Was also ab Mitte 2025 für neue Pkw und neue Vans Zulassungsvoraussetzung ist, soll auch noch gelten, wenn sie alt geworden sind. Statt bisher fünf Jahre und 100.000 Kilometer müssen die Grenzwerte nun mindestens zehn Jahre und 200.000 Kilometer eingehalten werden. Und erstmals bezieht die Kommission auch Elektrofahrzeuge mit ein. Denn für das tückische Mikroplastik und den gefährlichen Feinstaub, der durch Brems- und Reifenabrieb entsteht, sind auch sie mitverantwortlich – wegen der schweren Antriebsbatterie an Bord oft sogar noch mehr als Benziner. Längst tüfteln Autohersteller und Zulieferer an besseren Reifenzusammensetzungen und am Absaugen von Partikeln. Das will die Kommission bereits in die neue Norm integrieren und hier auch Grenzwerte vorgeben.

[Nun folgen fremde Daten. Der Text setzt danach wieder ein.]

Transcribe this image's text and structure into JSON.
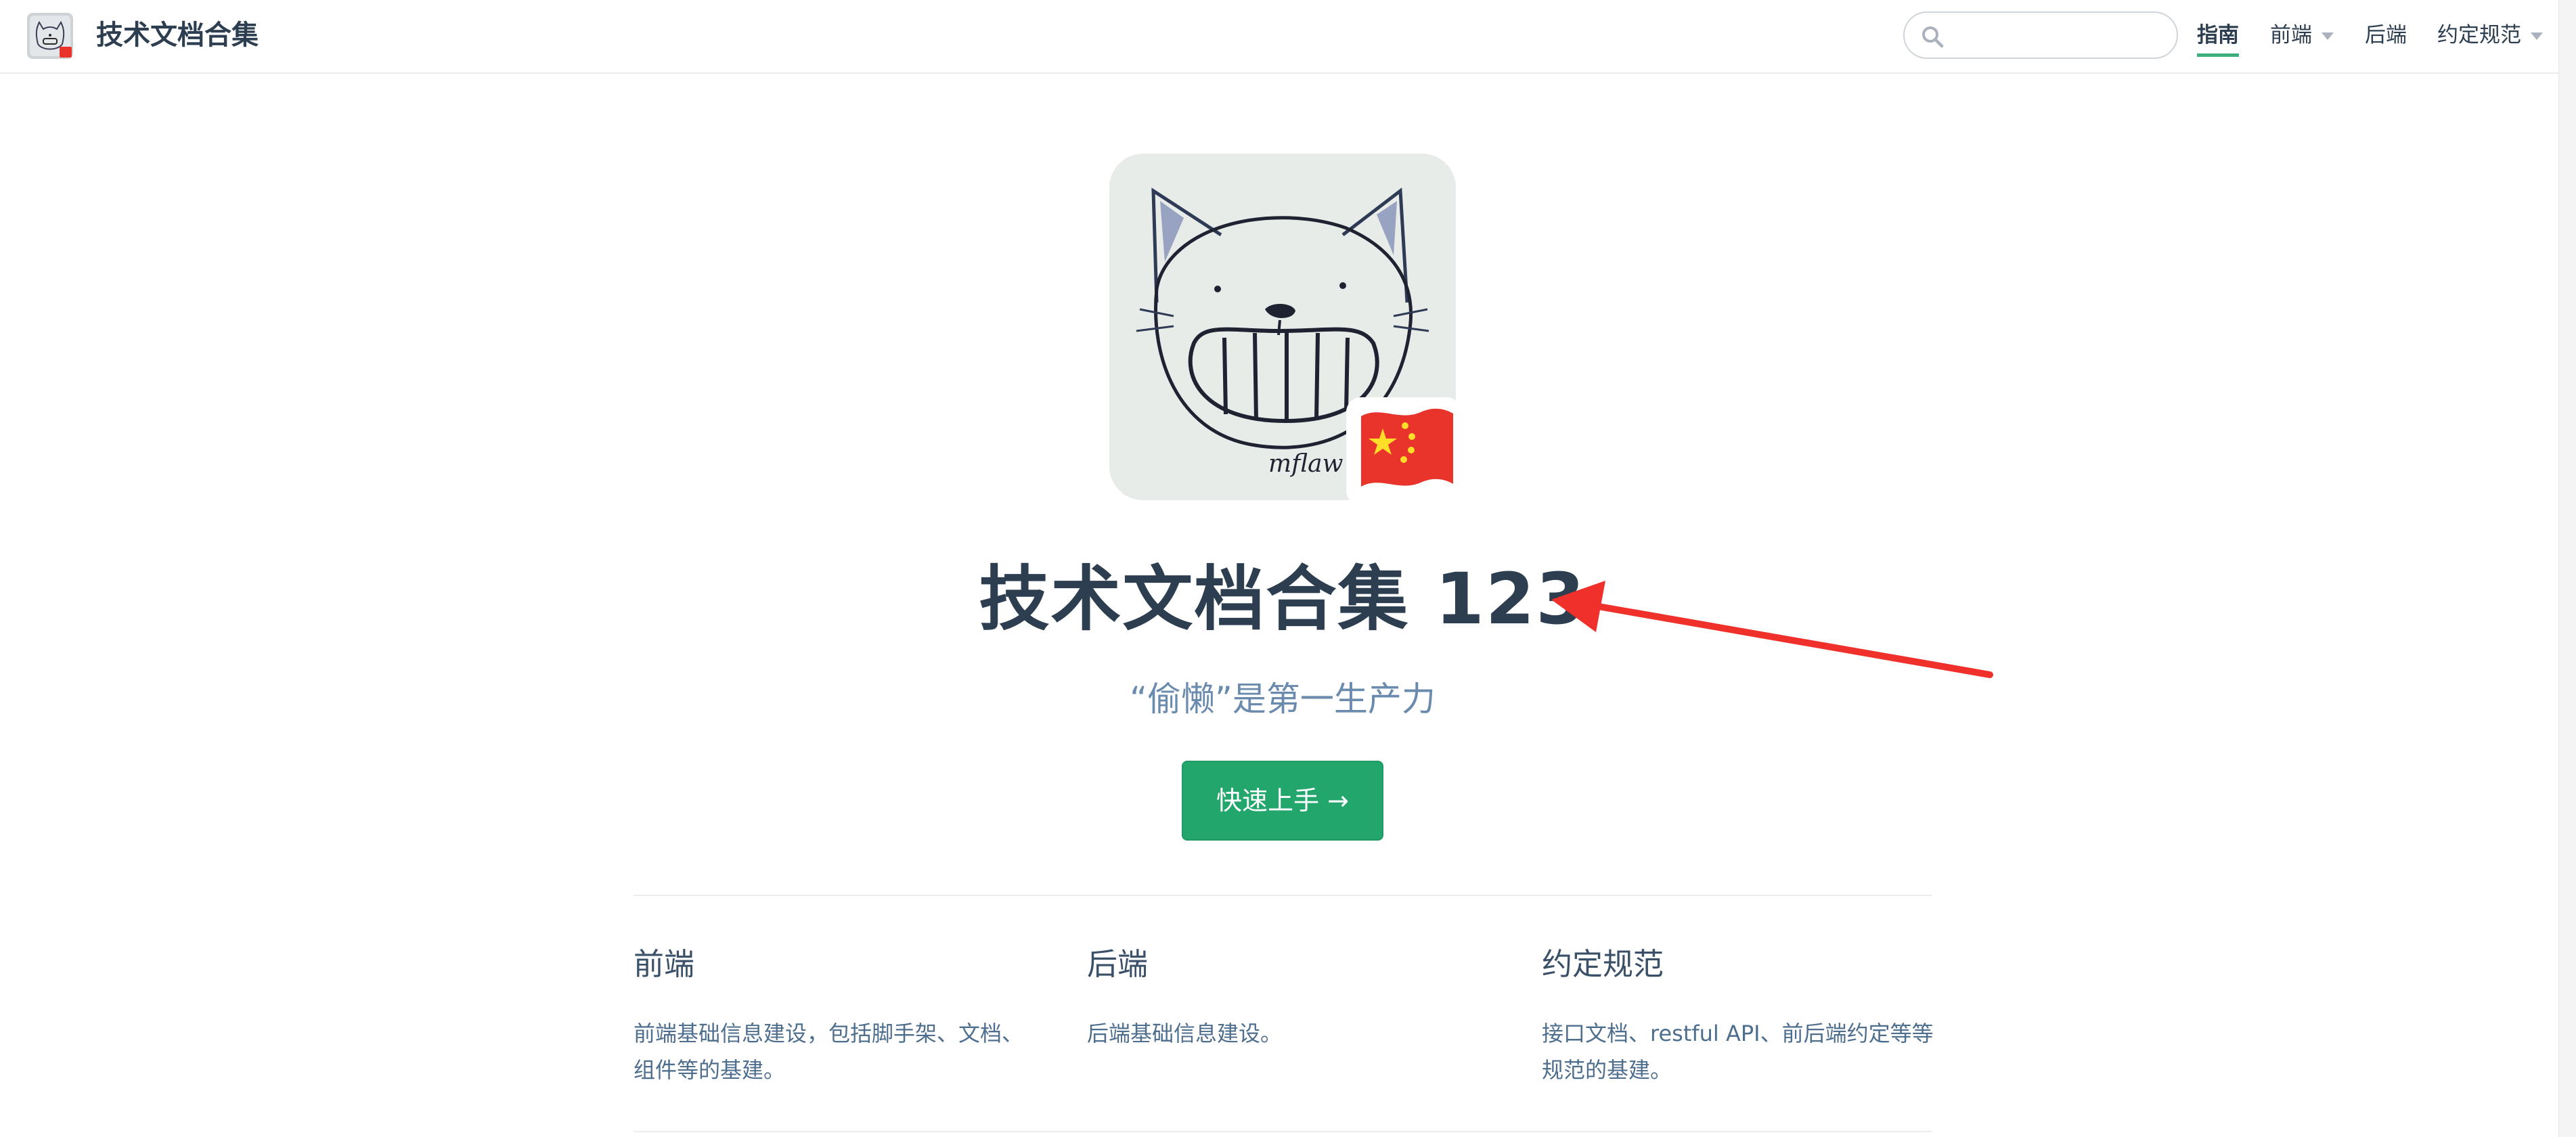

Zudem will Breton – gleichsam im Vorbeifahren – auch Vorbehalte gegenüber E-Fahrzeugen minimieren, indem er die Haltbarkeit der Elektrotechnik mit aufnimmt: Nach fünf Jahren oder 100.000 gefahrenen Kilometern, soll die Batterie noch mindestens 80 Prozent ihrer Qualität haben müssen. Durch das komplette Paket könnten nach Kommissionsberechnungen die Stickoxidemissionen durch Autos bis 2035 um 35 Prozent, bei Lkw und Bussen um 50 Prozent sinken. Auf der anderen Seite erwartet Breton, dass sich Pkw durch die dafür nötigen Maßnahmen um 120 Euro und Lkw um 2700 Euro verteuern.
Für die Grünen macht die EU aus Sicht von Bloss mit „diesem unambitionierten Vorschlag“den Weg frei für „dreckigere Produkte von überall“, statt auf Innovation zu setzen. Weil es keine neuen Standards für Pkw gebe, nehme die Kommission der europäischen Autoindustrie einen weiteren Wettbewerbsvorteil gegenüber China.
Das sieht die Autoindustrie selbst deutlich anders. Bereits mit Euro 6 verfüge die EU über die „umfassendsten und strengsten Standards der Welt“, hält der Verband europäischer Automobilhersteller (Acea) fest. Verbandspräsident Oliver Zipse, Vorstandschef von BMW, etwa sieht den Umweltnutzen des Kommissionsvorschlags als „sehr gering“an, während die Fahrzeugkosten dadurch „sehr erhöht“würden. Euro 7 konzentriere sich auf extreme Fahrbedingungen, die kaum einen realen Bezug hätten. Der Vorschlag falle für Lkw „besonders hart“aus und vernachlässige vollständig die sich schnell beschleunigende Umstellung auf emissionsfreie Fahrzeuge. Um die Vorgaben erfüllen zu können, müssten Lkw-Bauer „erhebliche technische und finanzielle Ressourcen von Batterie- und Brennstoffzellen.Elektrofahrzeugen zurück zum Verbrennungsmotor verlagern“, klagt Zipse. Zum Vorschlag der Kommission werden jetzt sowohl das Parlament als auch der Rat der Regierungen eigene Positionen entwickeln.